How to prune Caryopteris

Is Caryopteris a perennial or a shrub? It doesn’t seen to die back all the way to the ground, but seems like it does have some deadwood on it each spring. I never know how and when to prune it.

Caryopteris, commonly known as bluebeard spirea or blue-mist spirea, is really a woody shrub in more southern areas of the country. Here in Michigan we should consider it a woody perennial since the amount of spring dieback will vary with the severity of the previous winter. Many other shrubs commonly grown in our area can be treated in a similar manner. These include: butterfly bush (Buddleia), beautyberry (Callicarpa), bushclover (Lespedeza) and Hypericum.

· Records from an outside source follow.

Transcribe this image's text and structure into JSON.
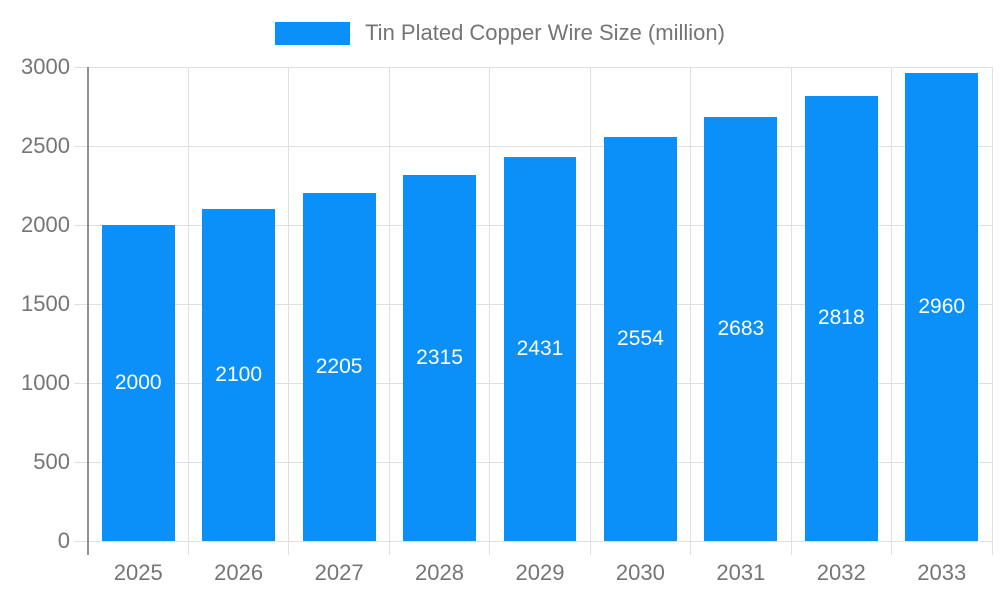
{
  "legend": {
    "label": "Tin Plated Copper Wire Size (million)"
  },
  "chart_data": {
    "type": "bar",
    "title": "Tin Plated Copper Wire Size (million)",
    "categories": [
      "2025",
      "2026",
      "2027",
      "2028",
      "2029",
      "2030",
      "2031",
      "2032",
      "2033"
    ],
    "values": [
      2000,
      2100,
      2205,
      2315,
      2431,
      2554,
      2683,
      2818,
      2960
    ],
    "xlabel": "",
    "ylabel": "",
    "ylim": [
      0,
      3000
    ],
    "yticks": [
      0,
      500,
      1000,
      1500,
      2000,
      2500,
      3000
    ],
    "grid": true,
    "legend_position": "top-center",
    "value_labels": "inside-middle"
  },
  "colors": {
    "bar": "#0a90f8",
    "grid": "#e0e0e0",
    "axis_line": "#919191",
    "axis_text": "#757575",
    "bar_label": "#ffffff",
    "background": "#ffffff"
  }
}
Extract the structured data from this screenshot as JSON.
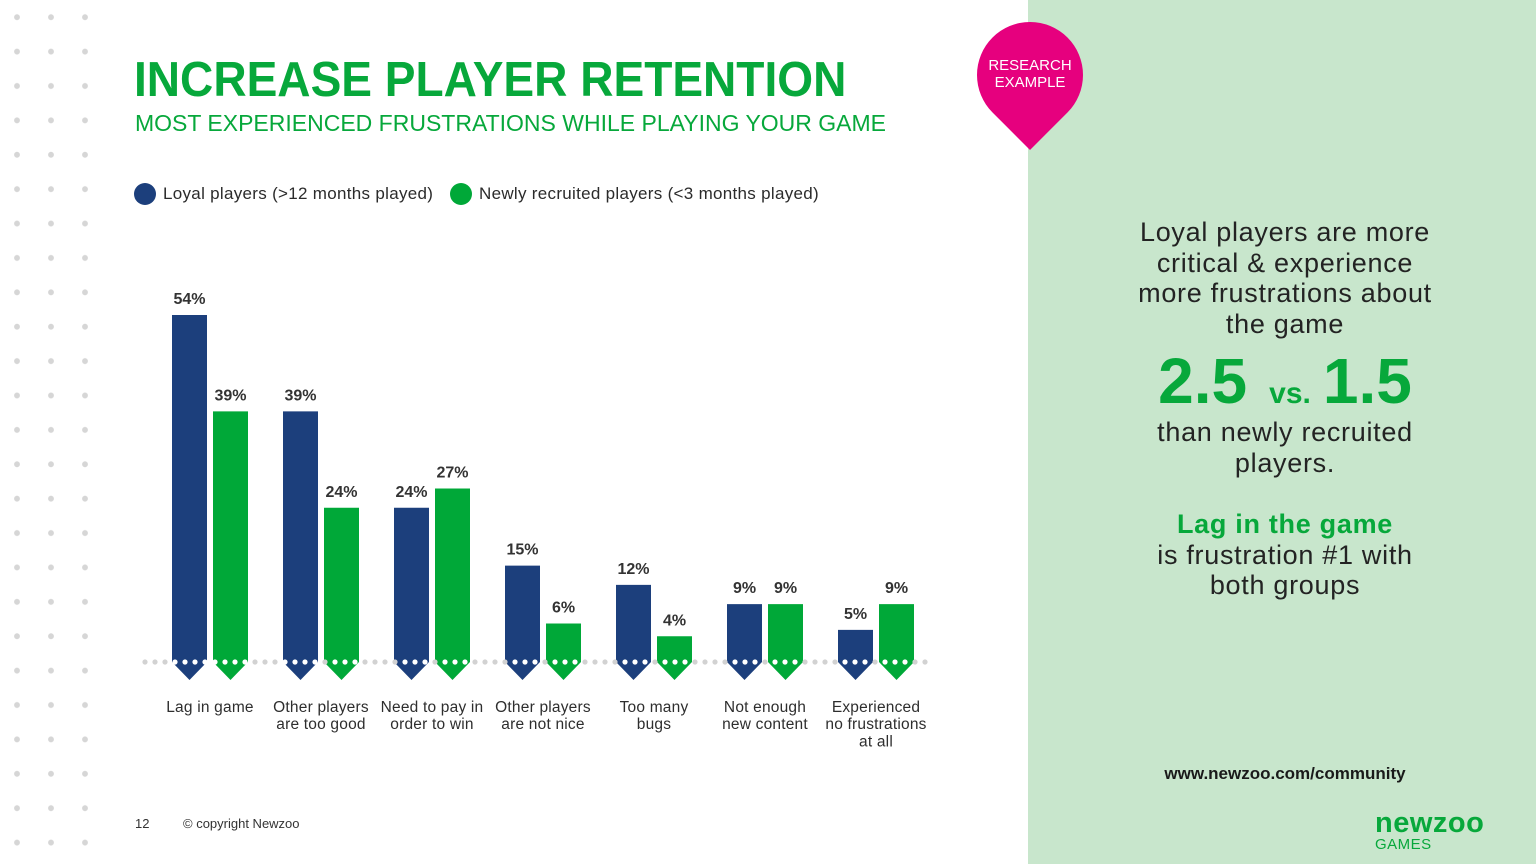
{
  "slide": {
    "title": "INCREASE PLAYER RETENTION",
    "subtitle": "MOST EXPERIENCED FRUSTRATIONS WHILE PLAYING YOUR GAME",
    "badge": {
      "line1": "RESEARCH",
      "line2": "EXAMPLE"
    },
    "page_number": "12",
    "copyright": "© copyright Newzoo"
  },
  "colors": {
    "brand_green": "#07a83b",
    "bar_green": "#00a838",
    "bar_blue": "#1c3f7c",
    "badge_pink": "#e6007e",
    "panel_bg": "#c8e6cc",
    "baseline_dots": "#d2d2d2"
  },
  "chart_data": {
    "type": "bar",
    "categories": [
      [
        "Lag in game"
      ],
      [
        "Other players",
        "are too good"
      ],
      [
        "Need to pay in",
        "order to win"
      ],
      [
        "Other players",
        "are not nice"
      ],
      [
        "Too many",
        "bugs"
      ],
      [
        "Not enough",
        "new content"
      ],
      [
        "Experienced",
        "no frustrations",
        "at all"
      ]
    ],
    "series": [
      {
        "name": "Loyal players (>12 months played)",
        "color": "#1c3f7c",
        "values": [
          54,
          39,
          24,
          15,
          12,
          9,
          5
        ]
      },
      {
        "name": "Newly recruited players (<3 months played)",
        "color": "#00a838",
        "values": [
          39,
          24,
          27,
          6,
          4,
          9,
          9
        ]
      }
    ],
    "value_suffix": "%",
    "grid": false,
    "legend": "top-left"
  },
  "insight": {
    "intro": [
      "Loyal players are more",
      "critical & experience",
      "more frustrations about",
      "the game"
    ],
    "stat_loyal": "2.5",
    "stat_vs": "vs.",
    "stat_new": "1.5",
    "outro": [
      "than newly recruited",
      "players."
    ],
    "highlight": "Lag in the game",
    "conclusion": [
      "is frustration #1 with",
      "both groups"
    ]
  },
  "footer": {
    "link": "www.newzoo.com/community",
    "logo_name": "newzoo",
    "logo_sub": "GAMES"
  }
}
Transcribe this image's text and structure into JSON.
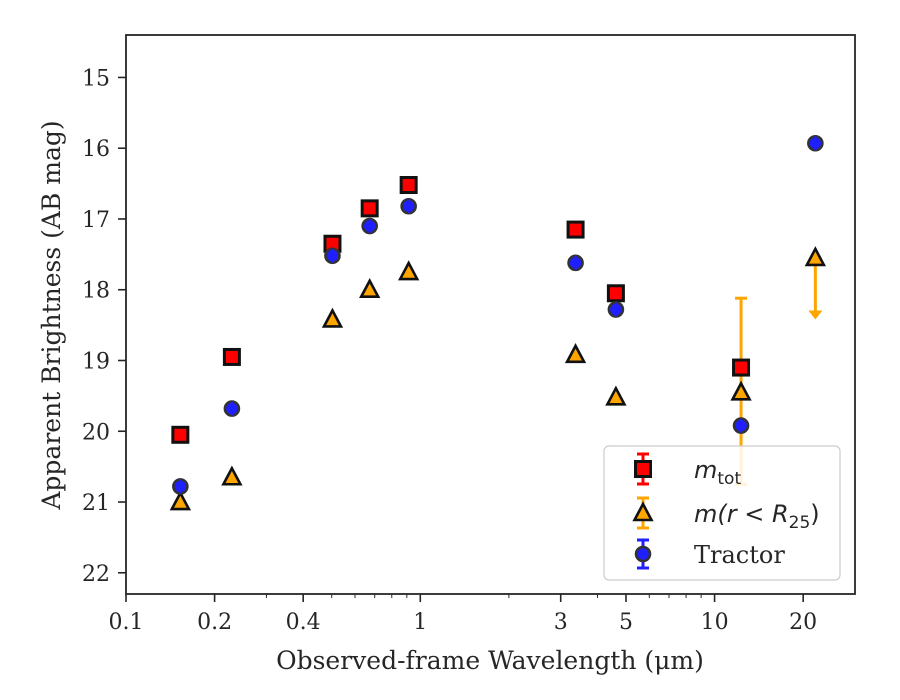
{
  "chart_data": {
    "type": "scatter",
    "xlabel": "Observed-frame Wavelength (μm)",
    "ylabel": "Apparent Brightness (AB mag)",
    "xscale": "log",
    "xlim": [
      0.1,
      30
    ],
    "ylim": [
      22.3,
      14.4
    ],
    "y_inverted": true,
    "grid": false,
    "legend_position": "lower-right",
    "x_tick_labels": [
      "0.1",
      "0.2",
      "0.4",
      "1",
      "3",
      "5",
      "10",
      "20"
    ],
    "x_tick_values": [
      0.1,
      0.2,
      0.4,
      1,
      3,
      5,
      10,
      20
    ],
    "y_tick_labels": [
      "15",
      "16",
      "17",
      "18",
      "19",
      "20",
      "21",
      "22"
    ],
    "y_tick_values": [
      15,
      16,
      17,
      18,
      19,
      20,
      21,
      22
    ],
    "legend": {
      "mtot": {
        "base": "m",
        "sub": "tot"
      },
      "mr25": {
        "text": "m(r < R",
        "sub": "25",
        "close": ")"
      },
      "tractor": {
        "text": "Tractor"
      }
    },
    "series": [
      {
        "key": "mtot",
        "marker": "square",
        "color": "#ff0000",
        "edgecolor": "#111111",
        "x": [
          0.153,
          0.229,
          0.503,
          0.673,
          0.913,
          3.37,
          4.62,
          12.3
        ],
        "y": [
          20.05,
          18.95,
          17.35,
          16.85,
          16.52,
          17.15,
          18.05,
          19.1
        ],
        "yerr_low": [
          0,
          0,
          0,
          0,
          0,
          0,
          0,
          0
        ],
        "yerr_high": [
          0,
          0,
          0,
          0,
          0,
          0,
          0,
          0
        ]
      },
      {
        "key": "mr25",
        "marker": "triangle",
        "color": "#ffa500",
        "edgecolor": "#111111",
        "x": [
          0.153,
          0.229,
          0.503,
          0.673,
          0.913,
          3.37,
          4.62,
          12.3,
          22.0
        ],
        "y": [
          21.0,
          20.65,
          18.42,
          18.0,
          17.75,
          18.92,
          19.52,
          19.45,
          17.55
        ],
        "err_lo_bound": [
          null,
          null,
          null,
          null,
          null,
          null,
          null,
          18.12,
          null
        ],
        "err_hi_bound": [
          null,
          null,
          null,
          null,
          null,
          null,
          null,
          20.75,
          null
        ],
        "upper_limit_to": [
          null,
          null,
          null,
          null,
          null,
          null,
          null,
          null,
          18.42
        ]
      },
      {
        "key": "tractor",
        "marker": "circle",
        "color": "#1f1fff",
        "edgecolor": "#333333",
        "x": [
          0.153,
          0.229,
          0.503,
          0.673,
          0.913,
          3.37,
          4.62,
          12.3,
          22.0
        ],
        "y": [
          20.78,
          19.68,
          17.52,
          17.1,
          16.82,
          17.62,
          18.28,
          19.92,
          15.93
        ]
      }
    ],
    "colors": {
      "axis": "#262626",
      "mtot_errbar": "#ff0000",
      "mr25_errbar": "#ffa500",
      "tractor_errbar": "#1f1fff"
    }
  }
}
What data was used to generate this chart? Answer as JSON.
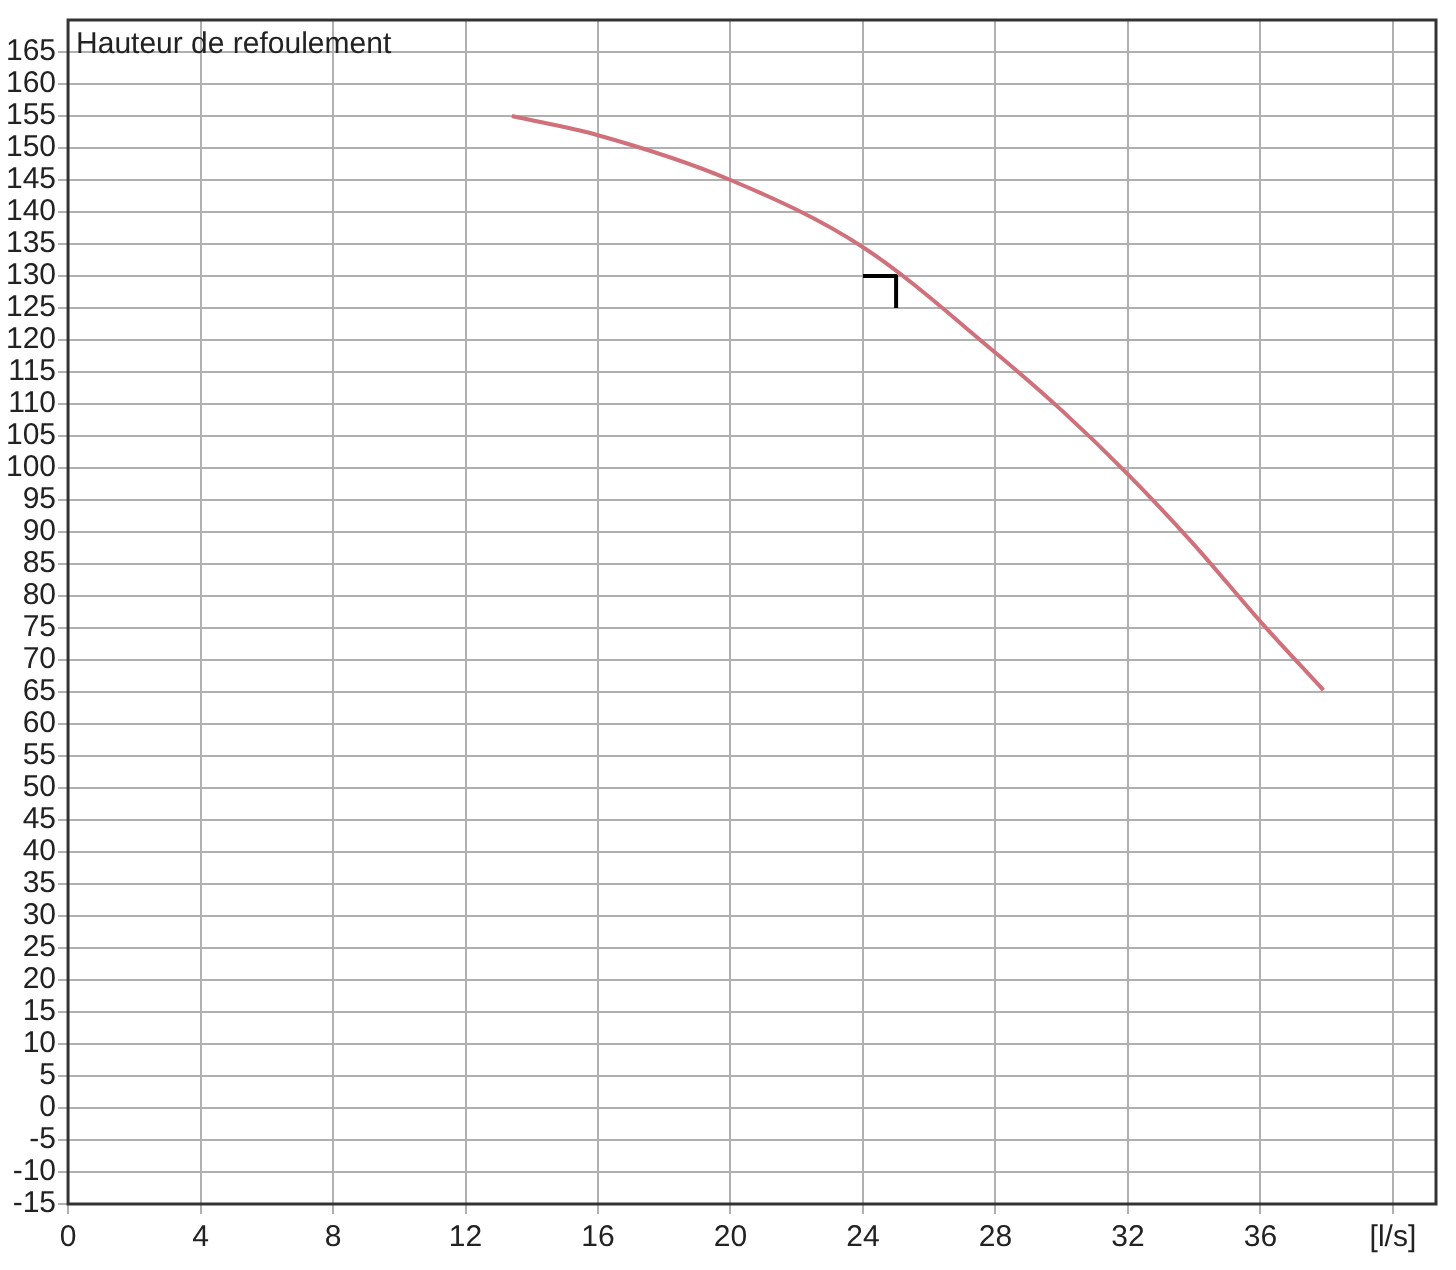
{
  "chart_data": {
    "type": "line",
    "ylabel": "Hauteur de refoulement",
    "xlim": [
      0,
      41.3
    ],
    "xticks": [
      0,
      4,
      8,
      12,
      16,
      20,
      24,
      28,
      32,
      36,
      {
        "value": 40,
        "label": "[l/s]"
      }
    ],
    "ylim": [
      -15,
      170
    ],
    "yticks": [
      -15,
      -10,
      -5,
      0,
      5,
      10,
      15,
      20,
      25,
      30,
      35,
      40,
      45,
      50,
      55,
      60,
      65,
      70,
      75,
      80,
      85,
      90,
      95,
      100,
      105,
      110,
      115,
      120,
      125,
      130,
      135,
      140,
      145,
      150,
      155,
      160,
      165
    ],
    "grid": true,
    "legend": false,
    "marker": "none",
    "line_style": "solid",
    "series": [
      {
        "color": "#d0707a",
        "x": [
          13.4,
          16,
          20,
          24,
          28,
          30,
          32,
          34,
          36,
          37.9
        ],
        "values": [
          155,
          152,
          145,
          134.5,
          118,
          109,
          99,
          88,
          76,
          65.3
        ]
      },
      {
        "color": "#000000",
        "x": [
          24,
          25,
          25
        ],
        "values": [
          130,
          130,
          125
        ]
      }
    ]
  }
}
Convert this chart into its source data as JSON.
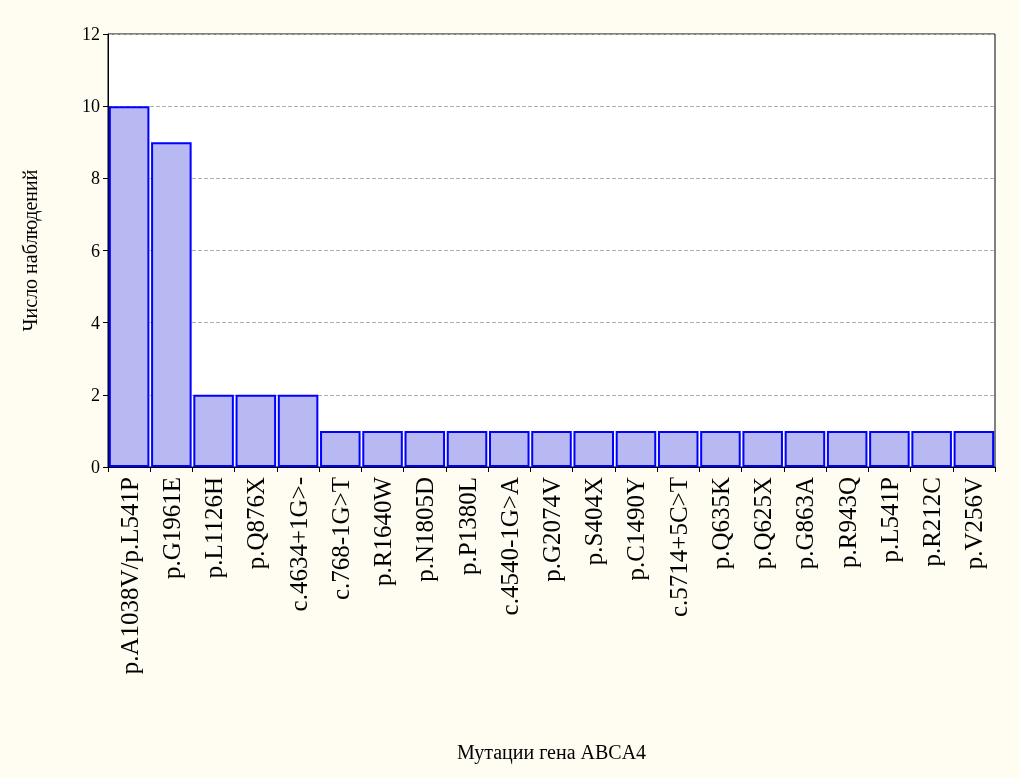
{
  "chart_data": {
    "type": "bar",
    "xlabel": "Мутации гена ABCA4",
    "ylabel": "Число наблюдений",
    "categories": [
      "p.A1038V/p.L541P",
      "p.G1961E",
      "p.L1126H",
      "p.Q876X",
      "c.4634+1G>-",
      "c.768-1G>T",
      "p.R1640W",
      "p.N1805D",
      "p.P1380L",
      "c.4540-1G>A",
      "p.G2074V",
      "p.S404X",
      "p.C1490Y",
      "c.5714+5C>T",
      "p.Q635K",
      "p.Q625X",
      "p.G863A",
      "p.R943Q",
      "p.L541P",
      "p.R212C",
      "p.V256V"
    ],
    "values": [
      10,
      9,
      2,
      2,
      2,
      1,
      1,
      1,
      1,
      1,
      1,
      1,
      1,
      1,
      1,
      1,
      1,
      1,
      1,
      1,
      1
    ],
    "color": "#b8b8f2",
    "ylim": [
      0,
      12
    ],
    "yticks": [
      0,
      2,
      4,
      6,
      8,
      10,
      12
    ],
    "grid": "y"
  }
}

Spring pruning can be approached in one of three ways:

  1. Prune all of the stems down to 6 to 8 inches in early to mid-April. This keeps your shrubs approximately the same size each year since they begin their growth from the same starting point.
  2. Wait until May when buds begin to swell and growth emerges. Any wood that remains inactive can be pruned off at this time. Scratching the bark with your thumbnail will also reveal where green living wood merges into brown tissues where dieback has occurred.
  3. An intermediate approach (especially useful after mild winters) is to prune the plant back in April by about one-third to help the shape and overall neatness. Wait until growth emerges later in May, then prune off any winter dieback that remains. Methods 2 and 3 will allow the shrub to gain additional size each year as long as winter conditions allow.